Я не люблю дешёвого фрейдизма и не намерен ковыряться в щедринской биографии в поисках конкретных деталей и детских обид, однако нельзя не отметить, что нескрываемая ненависть автора к Головлёвым, ненависть физиологическая, выраженная в стремлении выморочить эту фамилию под корень, додавив даже тех её представителей, которым, казалось бы, удалось ускользнуть из-под авторского внимания, не идёт ни в какое сравнение с достаточно ровным отношением к тем же Затрапезным.
Именно поэтому я позволю себе высказаться в том смысле, что если «Старина» - действительно цикл очерков, имеющих в своей основе реальные события, то в «Головлёвых» Щедрин попытался создать некую аллегорию, грандиозную метафору столь нелюбимого им и его же породившего провинциального мелкопоместного дворянства. И вот именно эту метафору никак невозможно назвать удачной: напротив, именно здесь Щедрин – к великому сожалению – взялся за труд, бывший ему не по дару. Первоначально, пока idée fixe им ещё не вполне овладела, «Головлёвы» по своему прелестны – однако чем дальше простирается авторское стремление явить читателю деградацию Иудушки, пожирающего собственную фамилию, тем больше оно превращает всё описываемое в фарс, в картонный балаган, нарочито театральное действие «в осклизлых декорациях», используя образ самого Щедрина.

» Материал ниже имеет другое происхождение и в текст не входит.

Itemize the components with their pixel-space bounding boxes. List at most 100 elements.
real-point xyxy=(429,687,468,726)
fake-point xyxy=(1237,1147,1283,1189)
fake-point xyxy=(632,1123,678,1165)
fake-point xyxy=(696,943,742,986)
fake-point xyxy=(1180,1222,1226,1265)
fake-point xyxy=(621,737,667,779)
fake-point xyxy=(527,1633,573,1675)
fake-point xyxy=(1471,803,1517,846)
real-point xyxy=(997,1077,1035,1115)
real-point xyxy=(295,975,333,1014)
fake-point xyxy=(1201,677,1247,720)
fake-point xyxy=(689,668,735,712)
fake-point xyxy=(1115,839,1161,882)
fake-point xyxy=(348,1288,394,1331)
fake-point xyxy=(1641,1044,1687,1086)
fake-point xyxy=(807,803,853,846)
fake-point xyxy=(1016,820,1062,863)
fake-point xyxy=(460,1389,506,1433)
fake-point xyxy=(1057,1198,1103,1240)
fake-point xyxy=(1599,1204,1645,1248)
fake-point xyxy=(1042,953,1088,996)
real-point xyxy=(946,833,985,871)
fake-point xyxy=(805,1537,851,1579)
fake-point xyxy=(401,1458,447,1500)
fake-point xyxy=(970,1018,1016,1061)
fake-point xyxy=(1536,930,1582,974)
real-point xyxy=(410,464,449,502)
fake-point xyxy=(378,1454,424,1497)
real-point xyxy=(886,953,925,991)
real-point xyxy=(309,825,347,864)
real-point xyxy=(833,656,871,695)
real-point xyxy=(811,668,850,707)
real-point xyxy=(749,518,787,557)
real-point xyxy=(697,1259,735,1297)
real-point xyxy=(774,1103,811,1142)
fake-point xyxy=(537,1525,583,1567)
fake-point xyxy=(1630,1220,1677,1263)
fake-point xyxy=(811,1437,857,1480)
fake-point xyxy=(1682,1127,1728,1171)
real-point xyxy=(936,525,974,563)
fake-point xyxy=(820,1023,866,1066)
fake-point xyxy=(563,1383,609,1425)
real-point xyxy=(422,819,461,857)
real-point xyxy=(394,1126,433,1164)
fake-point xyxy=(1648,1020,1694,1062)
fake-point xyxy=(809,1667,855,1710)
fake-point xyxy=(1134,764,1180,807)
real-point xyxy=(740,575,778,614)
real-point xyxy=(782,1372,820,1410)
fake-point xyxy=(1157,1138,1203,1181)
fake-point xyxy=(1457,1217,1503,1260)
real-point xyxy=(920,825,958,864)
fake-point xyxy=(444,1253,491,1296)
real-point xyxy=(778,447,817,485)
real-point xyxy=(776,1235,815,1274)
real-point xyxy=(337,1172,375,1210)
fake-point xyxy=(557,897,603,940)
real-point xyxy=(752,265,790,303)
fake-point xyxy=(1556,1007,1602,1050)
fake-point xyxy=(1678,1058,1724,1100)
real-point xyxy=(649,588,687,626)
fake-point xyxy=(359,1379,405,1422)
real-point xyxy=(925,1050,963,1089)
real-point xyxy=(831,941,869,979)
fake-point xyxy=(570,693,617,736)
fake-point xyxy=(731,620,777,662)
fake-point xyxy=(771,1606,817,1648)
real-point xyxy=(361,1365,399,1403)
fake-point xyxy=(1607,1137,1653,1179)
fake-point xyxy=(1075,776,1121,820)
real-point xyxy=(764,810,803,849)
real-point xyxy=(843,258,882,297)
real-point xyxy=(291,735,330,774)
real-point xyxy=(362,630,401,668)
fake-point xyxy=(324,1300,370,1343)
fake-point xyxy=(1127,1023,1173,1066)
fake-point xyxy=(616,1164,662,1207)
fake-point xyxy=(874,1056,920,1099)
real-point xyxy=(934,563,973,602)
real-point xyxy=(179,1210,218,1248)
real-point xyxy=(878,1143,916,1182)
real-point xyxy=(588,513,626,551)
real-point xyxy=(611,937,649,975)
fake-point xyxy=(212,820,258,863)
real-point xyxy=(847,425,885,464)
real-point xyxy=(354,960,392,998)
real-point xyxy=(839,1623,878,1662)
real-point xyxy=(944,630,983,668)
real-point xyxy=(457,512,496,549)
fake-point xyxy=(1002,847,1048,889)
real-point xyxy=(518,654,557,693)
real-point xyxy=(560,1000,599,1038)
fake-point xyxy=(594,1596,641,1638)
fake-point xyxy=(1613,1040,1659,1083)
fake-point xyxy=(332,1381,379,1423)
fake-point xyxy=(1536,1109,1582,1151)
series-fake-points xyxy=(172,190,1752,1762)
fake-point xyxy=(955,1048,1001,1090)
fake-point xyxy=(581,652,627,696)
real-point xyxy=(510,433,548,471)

Как только благородный жанр семейной хроники уступает место «литературе высоких обобщений», становясь классовой аллегорией, в повествовании образуется та недостоверность, которая напрочь уничтожает весь авторский замысел.
Кажется, единственный случай, когда автор позволил себе подобную фальшь в «Пошехонской старине» - финал очерка «Предводитель Струнников». История бывшего уездного предводителя, разорившегося после отмены крепостного права и кончившего свои дни ресторанным гарсоном в Европе, перестаёт вызывать доверие ровно в момент пересечения четою Струнниковых государственной границы. Однако Щедрину захотелось, вопреки правде текста, сделать из вчерашнего пошляка и бездельника полезного члена общества, трудом зарабатывающего свой хлеб – и никакие литературные соображения остановить его не смогли. Однако раз данный в «Старине» петух практически не умолкает в «Головлёвых», начиная уже с «Семейных итогов».
«Пошехонская старина», не могу не заметить, выигрывает уже тем, что даёт весь спектр образов: избавленный от необходимости «решать задачу» и «создавать аллегорию», автор может позволить себе даже такую редкую в своём творчестве картину, как «добрая барыня» («Тётушка-сластёна»). Случай редкостный, однако ж не небывалый, эта глава «Старины» - самая светлая, в значительной степени скрадывающая общий мрак. При этом история двух совсем уж захудалых помещиц Слепухиной и Золотушкиной, перед смертью не только давших вольные своим крестьянам (четыре и двадцать пять душ соответственно), но и завещавших им свои усадебки, «не многим отличающиеся от мужицких изб», уже вызывает сомнение. Причём не самим фактом, в который поверить совсем не трудно, а абсолютно избыточной, «книжной» деталью: усадебки эти располагались аккурат напротив одна другой, а в такую флюктуацию поверить уже куда тяжелее.
Остаётся лишь сокрушиться, что в случае «Головлёвых» автор взял себе ношу не по горбу, а итоговую для себя «Пошехонскую старину» заканчивал, уже будучи совсем больным.